Do południa 1 października 1941 r. Niemcy zajęli Siewsk, a do końca dnia wdarli się już na 80 km w sowieckie linie! Oprócz tego niemieckie naloty lotnicze spowodowały odcięcie łączności pomiędzy 13. i 3. Armią, Grupą Operacyjną Jermakowa a Sztabem Generalnym. Doszło do tego, że przez kolejne 10 dni wojskami Frontu Briańskiego dowodził Sztab Generalny, który nie miał bezpośredniego rozeznania w sytuacji. W tym czasie XXXXVIII. Armee-Korps (mot.) - 9. Panzer-Division, 16. Infanterie-Division (mot) i 25. Infanterie-Division (mot.) - osłaniał od południa wojska XXIV. Armee-Korps (mot.), wiec jego własne natarcie nieco się opóźniło. Na lewym skrzydle XXXXVII. Armee-Korps (mot.) wbił się z kolei w lewe skrzydło 13. Armii na 15-20 km.
2 października 1941 r. 4. Panzer-Division zajęła Kromy. Jej Kradschützen-Bataillon 34 (dowódca: Major Bradel Sommer) znalazł się aż 100 km od głównych sił korpusu i zdobył most na rzece Oka, dzięki czemu Niemcy mogli szybko dotrzeć do Orła. Wszelkie sowieckie próby kontrnatarcia na skrzydła XXIV. Armee-Korps (mot.) były bezlitośnie pacyfikowane. W międzyczasie XXXXVII. Armee-Korps (mot.) skręcił w lewo - na Briańsk i Karaczew - celem zamknięcia w kotle i rozbicia dwóch sowieckich armii. Jako że 13. Armia nie potrafiła zorganizować skutecznej obrony, Niemcy szybko pod Briańsk podeszli. 

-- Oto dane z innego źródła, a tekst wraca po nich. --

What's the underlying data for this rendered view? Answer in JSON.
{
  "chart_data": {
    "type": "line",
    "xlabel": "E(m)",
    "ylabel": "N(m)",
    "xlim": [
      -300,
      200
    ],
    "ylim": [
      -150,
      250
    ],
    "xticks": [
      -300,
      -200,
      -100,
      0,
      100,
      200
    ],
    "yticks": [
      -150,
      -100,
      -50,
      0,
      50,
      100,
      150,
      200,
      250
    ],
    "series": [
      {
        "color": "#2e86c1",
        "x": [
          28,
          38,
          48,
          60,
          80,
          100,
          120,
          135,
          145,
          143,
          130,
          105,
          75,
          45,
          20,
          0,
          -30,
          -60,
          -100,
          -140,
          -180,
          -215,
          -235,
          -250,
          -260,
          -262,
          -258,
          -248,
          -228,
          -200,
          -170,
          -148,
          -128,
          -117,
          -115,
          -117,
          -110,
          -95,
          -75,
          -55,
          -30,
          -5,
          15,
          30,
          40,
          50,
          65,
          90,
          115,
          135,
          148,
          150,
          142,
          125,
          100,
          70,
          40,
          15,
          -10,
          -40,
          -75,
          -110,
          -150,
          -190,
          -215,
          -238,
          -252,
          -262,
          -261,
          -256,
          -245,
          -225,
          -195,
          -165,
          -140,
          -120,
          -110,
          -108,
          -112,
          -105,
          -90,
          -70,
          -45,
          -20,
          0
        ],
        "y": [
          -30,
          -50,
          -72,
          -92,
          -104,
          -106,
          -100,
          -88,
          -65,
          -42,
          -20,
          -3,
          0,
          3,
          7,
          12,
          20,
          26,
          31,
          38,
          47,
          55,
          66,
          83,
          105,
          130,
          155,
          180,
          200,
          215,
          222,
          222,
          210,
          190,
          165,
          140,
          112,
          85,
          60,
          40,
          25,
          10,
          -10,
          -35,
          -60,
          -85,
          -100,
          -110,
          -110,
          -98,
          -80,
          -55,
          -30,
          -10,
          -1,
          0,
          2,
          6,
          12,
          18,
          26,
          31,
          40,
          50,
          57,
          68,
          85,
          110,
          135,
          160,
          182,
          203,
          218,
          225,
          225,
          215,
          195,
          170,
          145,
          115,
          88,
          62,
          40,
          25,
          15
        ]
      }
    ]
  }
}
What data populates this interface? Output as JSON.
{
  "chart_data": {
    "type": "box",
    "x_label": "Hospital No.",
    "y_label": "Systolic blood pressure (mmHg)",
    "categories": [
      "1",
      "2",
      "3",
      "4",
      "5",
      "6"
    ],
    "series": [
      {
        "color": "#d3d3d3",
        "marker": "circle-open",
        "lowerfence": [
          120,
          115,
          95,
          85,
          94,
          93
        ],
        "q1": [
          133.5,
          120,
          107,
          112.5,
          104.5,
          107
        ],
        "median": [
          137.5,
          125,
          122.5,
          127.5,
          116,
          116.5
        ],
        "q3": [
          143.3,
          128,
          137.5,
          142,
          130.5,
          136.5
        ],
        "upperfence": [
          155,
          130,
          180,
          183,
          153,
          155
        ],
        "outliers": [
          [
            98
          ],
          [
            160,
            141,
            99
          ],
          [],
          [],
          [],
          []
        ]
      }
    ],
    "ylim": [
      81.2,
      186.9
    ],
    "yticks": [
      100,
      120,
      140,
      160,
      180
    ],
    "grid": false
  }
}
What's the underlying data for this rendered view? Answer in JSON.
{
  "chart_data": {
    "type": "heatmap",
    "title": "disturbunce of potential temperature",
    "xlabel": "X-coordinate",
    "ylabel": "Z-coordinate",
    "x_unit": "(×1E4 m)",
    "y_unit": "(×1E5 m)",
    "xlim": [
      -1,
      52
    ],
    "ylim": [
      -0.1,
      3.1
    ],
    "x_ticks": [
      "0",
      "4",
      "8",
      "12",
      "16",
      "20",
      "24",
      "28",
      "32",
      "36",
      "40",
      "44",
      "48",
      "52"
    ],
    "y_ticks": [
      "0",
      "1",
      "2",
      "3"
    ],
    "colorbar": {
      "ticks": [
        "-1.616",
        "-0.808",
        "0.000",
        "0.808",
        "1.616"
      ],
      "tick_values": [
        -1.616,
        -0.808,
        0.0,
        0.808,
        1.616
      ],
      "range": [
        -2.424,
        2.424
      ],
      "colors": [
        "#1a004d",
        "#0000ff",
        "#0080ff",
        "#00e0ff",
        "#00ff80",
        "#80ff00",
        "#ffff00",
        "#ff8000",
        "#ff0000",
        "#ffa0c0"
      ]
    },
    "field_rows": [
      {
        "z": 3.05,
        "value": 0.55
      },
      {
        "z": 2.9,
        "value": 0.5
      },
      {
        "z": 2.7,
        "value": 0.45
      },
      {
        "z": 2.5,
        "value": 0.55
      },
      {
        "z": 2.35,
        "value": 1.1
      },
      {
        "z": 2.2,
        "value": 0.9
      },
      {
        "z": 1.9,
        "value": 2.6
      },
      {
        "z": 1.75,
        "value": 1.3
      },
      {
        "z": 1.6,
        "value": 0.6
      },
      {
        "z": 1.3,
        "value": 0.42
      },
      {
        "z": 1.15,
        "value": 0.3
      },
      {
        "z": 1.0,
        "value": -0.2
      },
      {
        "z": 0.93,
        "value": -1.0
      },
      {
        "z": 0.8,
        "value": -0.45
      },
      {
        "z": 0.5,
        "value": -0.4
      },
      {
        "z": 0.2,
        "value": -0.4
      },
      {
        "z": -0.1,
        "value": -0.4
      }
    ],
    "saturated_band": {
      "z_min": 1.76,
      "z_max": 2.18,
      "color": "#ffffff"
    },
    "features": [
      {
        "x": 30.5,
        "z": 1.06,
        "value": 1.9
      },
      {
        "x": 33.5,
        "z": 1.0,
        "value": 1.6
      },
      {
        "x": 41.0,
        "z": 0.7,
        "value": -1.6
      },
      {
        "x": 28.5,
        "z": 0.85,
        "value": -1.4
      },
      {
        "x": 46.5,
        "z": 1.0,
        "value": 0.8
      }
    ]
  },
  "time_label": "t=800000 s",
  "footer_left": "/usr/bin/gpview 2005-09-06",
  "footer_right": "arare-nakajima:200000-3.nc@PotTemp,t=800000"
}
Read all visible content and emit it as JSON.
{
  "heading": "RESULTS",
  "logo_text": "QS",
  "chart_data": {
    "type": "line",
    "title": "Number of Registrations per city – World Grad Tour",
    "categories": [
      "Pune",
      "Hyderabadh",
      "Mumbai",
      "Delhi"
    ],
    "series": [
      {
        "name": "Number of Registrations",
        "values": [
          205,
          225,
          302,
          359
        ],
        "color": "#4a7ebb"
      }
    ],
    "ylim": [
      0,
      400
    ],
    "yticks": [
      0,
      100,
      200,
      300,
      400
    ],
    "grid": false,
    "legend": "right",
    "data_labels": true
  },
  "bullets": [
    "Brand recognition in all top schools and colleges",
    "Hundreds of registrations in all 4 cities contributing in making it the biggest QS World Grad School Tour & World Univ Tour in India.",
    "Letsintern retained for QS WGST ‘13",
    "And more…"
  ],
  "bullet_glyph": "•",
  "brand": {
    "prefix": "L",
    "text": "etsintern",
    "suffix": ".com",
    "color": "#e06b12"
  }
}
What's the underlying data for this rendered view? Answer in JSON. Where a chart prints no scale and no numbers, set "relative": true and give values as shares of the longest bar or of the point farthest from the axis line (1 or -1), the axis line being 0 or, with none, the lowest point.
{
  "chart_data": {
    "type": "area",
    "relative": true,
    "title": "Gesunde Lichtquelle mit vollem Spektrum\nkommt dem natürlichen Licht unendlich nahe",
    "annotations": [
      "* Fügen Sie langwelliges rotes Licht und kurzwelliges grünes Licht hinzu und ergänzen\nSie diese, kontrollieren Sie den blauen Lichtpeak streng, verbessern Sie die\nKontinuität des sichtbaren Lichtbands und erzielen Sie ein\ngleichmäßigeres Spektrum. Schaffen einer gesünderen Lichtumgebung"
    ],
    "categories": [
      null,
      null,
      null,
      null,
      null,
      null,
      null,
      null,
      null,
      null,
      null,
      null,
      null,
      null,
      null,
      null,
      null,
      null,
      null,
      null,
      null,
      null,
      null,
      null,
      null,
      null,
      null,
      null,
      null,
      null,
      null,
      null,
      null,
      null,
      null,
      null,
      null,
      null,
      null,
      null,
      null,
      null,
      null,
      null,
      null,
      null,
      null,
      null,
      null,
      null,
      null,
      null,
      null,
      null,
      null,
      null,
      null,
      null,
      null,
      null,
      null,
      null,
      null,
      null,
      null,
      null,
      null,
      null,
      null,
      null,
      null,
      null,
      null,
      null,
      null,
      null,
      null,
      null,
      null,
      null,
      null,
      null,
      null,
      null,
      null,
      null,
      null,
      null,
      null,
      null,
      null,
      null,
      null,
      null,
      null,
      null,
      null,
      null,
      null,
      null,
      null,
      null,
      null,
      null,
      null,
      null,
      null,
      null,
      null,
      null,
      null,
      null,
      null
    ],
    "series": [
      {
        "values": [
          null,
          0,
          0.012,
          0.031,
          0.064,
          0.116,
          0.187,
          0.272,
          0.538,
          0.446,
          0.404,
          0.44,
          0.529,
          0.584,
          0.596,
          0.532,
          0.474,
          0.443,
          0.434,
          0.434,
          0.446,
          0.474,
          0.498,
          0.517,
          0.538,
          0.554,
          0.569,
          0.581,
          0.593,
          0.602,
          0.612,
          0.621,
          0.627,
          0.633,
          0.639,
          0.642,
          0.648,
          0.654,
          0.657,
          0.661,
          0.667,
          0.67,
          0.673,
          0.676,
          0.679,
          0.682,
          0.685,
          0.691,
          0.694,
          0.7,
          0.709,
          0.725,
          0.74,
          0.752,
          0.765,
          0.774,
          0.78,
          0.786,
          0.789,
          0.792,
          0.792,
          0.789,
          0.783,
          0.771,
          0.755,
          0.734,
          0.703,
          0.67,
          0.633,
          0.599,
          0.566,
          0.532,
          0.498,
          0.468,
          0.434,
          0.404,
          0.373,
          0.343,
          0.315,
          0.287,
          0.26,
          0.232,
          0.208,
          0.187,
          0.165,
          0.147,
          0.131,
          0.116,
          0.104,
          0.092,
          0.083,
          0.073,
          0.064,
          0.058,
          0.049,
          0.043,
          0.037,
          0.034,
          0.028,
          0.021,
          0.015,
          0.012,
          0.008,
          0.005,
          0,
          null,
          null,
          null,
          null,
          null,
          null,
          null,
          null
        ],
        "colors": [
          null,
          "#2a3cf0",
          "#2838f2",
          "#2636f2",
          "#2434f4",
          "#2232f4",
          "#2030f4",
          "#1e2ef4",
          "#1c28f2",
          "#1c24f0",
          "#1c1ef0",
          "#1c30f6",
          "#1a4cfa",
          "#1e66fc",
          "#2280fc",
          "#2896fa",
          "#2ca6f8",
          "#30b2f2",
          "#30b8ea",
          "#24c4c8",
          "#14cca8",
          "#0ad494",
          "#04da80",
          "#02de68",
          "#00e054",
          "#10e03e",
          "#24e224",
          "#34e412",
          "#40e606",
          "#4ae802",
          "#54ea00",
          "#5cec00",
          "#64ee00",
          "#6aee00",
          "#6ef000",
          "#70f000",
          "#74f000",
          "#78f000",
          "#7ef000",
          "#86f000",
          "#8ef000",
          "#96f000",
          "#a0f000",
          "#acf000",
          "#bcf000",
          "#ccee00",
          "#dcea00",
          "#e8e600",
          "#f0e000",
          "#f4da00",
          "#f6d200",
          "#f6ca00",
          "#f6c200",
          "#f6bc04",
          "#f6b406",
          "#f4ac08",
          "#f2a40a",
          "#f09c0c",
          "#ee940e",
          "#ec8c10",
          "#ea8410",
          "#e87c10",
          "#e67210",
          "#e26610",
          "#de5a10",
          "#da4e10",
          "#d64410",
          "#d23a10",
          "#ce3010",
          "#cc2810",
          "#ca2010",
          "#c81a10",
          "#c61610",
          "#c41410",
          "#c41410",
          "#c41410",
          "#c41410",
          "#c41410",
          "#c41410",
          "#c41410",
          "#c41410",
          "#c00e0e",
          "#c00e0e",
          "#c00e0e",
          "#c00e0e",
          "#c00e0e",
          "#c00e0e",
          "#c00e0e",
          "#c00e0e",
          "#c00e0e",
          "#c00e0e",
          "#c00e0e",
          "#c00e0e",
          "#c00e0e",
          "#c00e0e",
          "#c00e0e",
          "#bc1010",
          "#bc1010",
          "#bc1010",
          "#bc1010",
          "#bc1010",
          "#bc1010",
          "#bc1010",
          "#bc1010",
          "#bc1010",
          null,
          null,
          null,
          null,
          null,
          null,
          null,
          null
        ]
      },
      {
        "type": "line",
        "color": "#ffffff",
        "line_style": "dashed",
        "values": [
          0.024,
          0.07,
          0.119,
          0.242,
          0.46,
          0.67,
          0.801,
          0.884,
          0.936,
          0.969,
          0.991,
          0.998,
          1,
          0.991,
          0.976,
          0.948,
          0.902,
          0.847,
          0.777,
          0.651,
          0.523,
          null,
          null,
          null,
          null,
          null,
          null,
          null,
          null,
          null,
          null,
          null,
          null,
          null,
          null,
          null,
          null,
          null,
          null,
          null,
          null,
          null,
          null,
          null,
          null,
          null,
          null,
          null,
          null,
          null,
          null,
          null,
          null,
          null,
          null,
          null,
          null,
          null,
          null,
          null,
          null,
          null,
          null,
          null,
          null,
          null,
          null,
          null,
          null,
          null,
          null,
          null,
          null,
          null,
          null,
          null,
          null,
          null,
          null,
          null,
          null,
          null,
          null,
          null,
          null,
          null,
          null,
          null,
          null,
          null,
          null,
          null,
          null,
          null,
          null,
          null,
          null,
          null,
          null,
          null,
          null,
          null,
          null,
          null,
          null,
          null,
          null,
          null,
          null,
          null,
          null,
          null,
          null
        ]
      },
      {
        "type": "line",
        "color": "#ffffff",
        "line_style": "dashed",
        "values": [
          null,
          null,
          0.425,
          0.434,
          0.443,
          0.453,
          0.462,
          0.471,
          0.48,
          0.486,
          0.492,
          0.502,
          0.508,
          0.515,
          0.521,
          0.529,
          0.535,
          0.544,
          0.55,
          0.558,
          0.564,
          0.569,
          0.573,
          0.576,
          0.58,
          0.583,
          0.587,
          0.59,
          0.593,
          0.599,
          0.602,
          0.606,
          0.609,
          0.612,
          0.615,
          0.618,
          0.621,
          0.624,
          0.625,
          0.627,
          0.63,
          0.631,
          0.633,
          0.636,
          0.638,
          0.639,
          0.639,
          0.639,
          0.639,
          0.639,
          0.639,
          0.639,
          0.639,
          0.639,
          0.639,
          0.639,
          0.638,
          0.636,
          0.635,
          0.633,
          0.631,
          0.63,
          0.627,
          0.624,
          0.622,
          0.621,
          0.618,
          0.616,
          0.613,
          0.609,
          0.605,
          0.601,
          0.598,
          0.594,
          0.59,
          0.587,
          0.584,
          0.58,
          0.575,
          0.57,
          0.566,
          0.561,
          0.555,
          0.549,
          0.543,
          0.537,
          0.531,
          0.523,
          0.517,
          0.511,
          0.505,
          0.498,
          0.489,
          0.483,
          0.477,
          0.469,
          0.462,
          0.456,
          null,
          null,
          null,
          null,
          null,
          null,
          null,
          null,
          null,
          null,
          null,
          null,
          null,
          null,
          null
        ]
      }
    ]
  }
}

Tego dnia uderzenie rozpoczęły także 4. Armee wraz z Panzergruppe 4, nacierając z rejonu Rosławla na 43. Armię Frontu Rezerwowego. Dzięki ich szybkiemu przełamaniu sowieckich linii, idąca z tyłu 2. Armee (dowódca: Generalfeldmarschall Maximilian Reichsfreiherr von Weichs) mogła wedrzeć się w klin pomiędzy 43. Armią a 50 Armią oraz wejść prawym skrzydłem na tyły Frontu Briańskiego.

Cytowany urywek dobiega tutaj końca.